Sep 29, 2004 00:25
I don't update this very often, but I hope this journal will be like one of my best friends that I'm so fortunate to have - always there for me even if I'm not there all the time.
I wrote this story that I'm soo incredibly proud of in English a week or so ago. I wrote a chapter in my own autobiography (it's somewhere in the middle), and I wrote 7 and a half pages on an event that lasted probably no more than 4 or 5 hours. Everything flowed, my ideas and the events in my life came together to the focus of my chapter. I love it. I have to say this is the thing I'm most proud about producing ever since I've had to do writing assignments.

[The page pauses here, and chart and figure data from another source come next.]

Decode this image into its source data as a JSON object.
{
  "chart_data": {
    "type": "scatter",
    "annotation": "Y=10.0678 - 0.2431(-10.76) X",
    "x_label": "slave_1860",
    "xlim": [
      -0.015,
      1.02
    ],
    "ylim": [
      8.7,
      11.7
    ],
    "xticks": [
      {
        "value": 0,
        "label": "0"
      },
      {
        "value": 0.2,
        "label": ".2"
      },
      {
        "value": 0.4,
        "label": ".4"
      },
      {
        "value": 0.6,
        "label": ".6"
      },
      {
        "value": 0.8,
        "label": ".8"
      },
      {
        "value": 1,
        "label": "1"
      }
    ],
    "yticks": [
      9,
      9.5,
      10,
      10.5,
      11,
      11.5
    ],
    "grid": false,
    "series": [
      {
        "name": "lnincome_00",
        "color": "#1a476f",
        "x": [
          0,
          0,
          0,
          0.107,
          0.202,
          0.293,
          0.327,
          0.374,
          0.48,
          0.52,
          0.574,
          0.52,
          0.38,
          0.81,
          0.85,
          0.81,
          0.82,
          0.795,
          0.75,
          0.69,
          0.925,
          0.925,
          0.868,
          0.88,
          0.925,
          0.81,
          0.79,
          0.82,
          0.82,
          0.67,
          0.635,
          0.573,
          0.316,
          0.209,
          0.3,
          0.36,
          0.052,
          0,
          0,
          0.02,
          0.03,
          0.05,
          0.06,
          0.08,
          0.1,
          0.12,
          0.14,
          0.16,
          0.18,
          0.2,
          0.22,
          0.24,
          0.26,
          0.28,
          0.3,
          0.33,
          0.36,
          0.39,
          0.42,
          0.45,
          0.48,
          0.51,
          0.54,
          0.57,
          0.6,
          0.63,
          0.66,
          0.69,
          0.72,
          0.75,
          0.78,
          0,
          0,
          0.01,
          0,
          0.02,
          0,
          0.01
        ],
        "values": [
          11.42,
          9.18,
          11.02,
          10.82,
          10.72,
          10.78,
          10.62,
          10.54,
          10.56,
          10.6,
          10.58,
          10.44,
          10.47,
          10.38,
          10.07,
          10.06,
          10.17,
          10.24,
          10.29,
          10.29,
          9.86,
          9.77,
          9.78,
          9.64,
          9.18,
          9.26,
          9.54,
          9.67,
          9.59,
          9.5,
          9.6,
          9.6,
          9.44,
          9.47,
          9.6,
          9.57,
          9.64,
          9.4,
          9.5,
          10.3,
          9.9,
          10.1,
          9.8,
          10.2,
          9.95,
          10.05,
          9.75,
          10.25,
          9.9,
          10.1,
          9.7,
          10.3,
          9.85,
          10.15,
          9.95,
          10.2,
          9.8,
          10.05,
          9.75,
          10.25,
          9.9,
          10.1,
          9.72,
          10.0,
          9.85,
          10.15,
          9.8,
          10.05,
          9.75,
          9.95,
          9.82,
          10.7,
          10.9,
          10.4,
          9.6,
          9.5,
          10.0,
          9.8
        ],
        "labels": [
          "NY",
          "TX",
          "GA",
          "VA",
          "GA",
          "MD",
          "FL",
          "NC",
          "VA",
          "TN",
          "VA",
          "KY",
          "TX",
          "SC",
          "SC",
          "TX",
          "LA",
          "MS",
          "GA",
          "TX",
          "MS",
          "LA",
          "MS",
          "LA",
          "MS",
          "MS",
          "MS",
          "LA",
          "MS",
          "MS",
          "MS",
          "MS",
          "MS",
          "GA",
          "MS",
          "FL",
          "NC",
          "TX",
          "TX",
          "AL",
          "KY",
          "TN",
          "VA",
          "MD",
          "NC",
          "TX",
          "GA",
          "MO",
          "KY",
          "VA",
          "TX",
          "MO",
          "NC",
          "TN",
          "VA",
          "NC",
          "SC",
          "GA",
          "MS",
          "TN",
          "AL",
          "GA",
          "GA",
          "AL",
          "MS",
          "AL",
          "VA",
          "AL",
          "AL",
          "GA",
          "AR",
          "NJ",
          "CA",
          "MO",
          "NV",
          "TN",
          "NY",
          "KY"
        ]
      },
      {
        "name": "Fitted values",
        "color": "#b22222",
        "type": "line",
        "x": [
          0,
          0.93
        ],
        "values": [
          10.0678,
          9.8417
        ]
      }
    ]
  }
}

I poured out a piece of my soul and left it out there for my whole class to read. Just the thought of how my life could come together as a story that people found interesting to read is amazing. I remember that was a big fundamental change I made after junior year. I listened to all the stories John's dad had, and I thought to myself, 'If my life were a story, would it be worth reading?' That's when I starting doing things that weren't like the old me - sneaking out of the house to go meet a girl I was unbelievable attracted to at her friend's house.

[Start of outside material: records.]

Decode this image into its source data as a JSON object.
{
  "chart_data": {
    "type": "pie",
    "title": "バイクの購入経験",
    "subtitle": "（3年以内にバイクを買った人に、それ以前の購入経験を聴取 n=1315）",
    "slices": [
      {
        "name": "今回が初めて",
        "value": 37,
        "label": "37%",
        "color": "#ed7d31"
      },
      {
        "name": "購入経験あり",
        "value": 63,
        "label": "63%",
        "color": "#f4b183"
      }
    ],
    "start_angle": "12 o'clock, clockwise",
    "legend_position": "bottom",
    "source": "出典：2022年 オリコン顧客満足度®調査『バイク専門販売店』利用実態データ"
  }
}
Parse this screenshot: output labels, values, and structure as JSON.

It was foolish of me to think it would turn out the way I imagined it - getting to be close to her and even kissing her! But I kept the optimism alive as a walked through the cold night. It was wet; I remember that, and I heard Tom yell "GOOOOOOOOOOOOOOOOOO MIKE!" That was great too.
Best part of the whole night/ morning -
I got to spend the whole time with the girl that intoxicated me like a billion Stargate episodes put into one. When she laid against my chest and turned to me shyly and said 'I can hear you heart beat' I was hers.
Why did I tell this story? I don't know, really. But it was a story that must be told, because my heart is poured into it.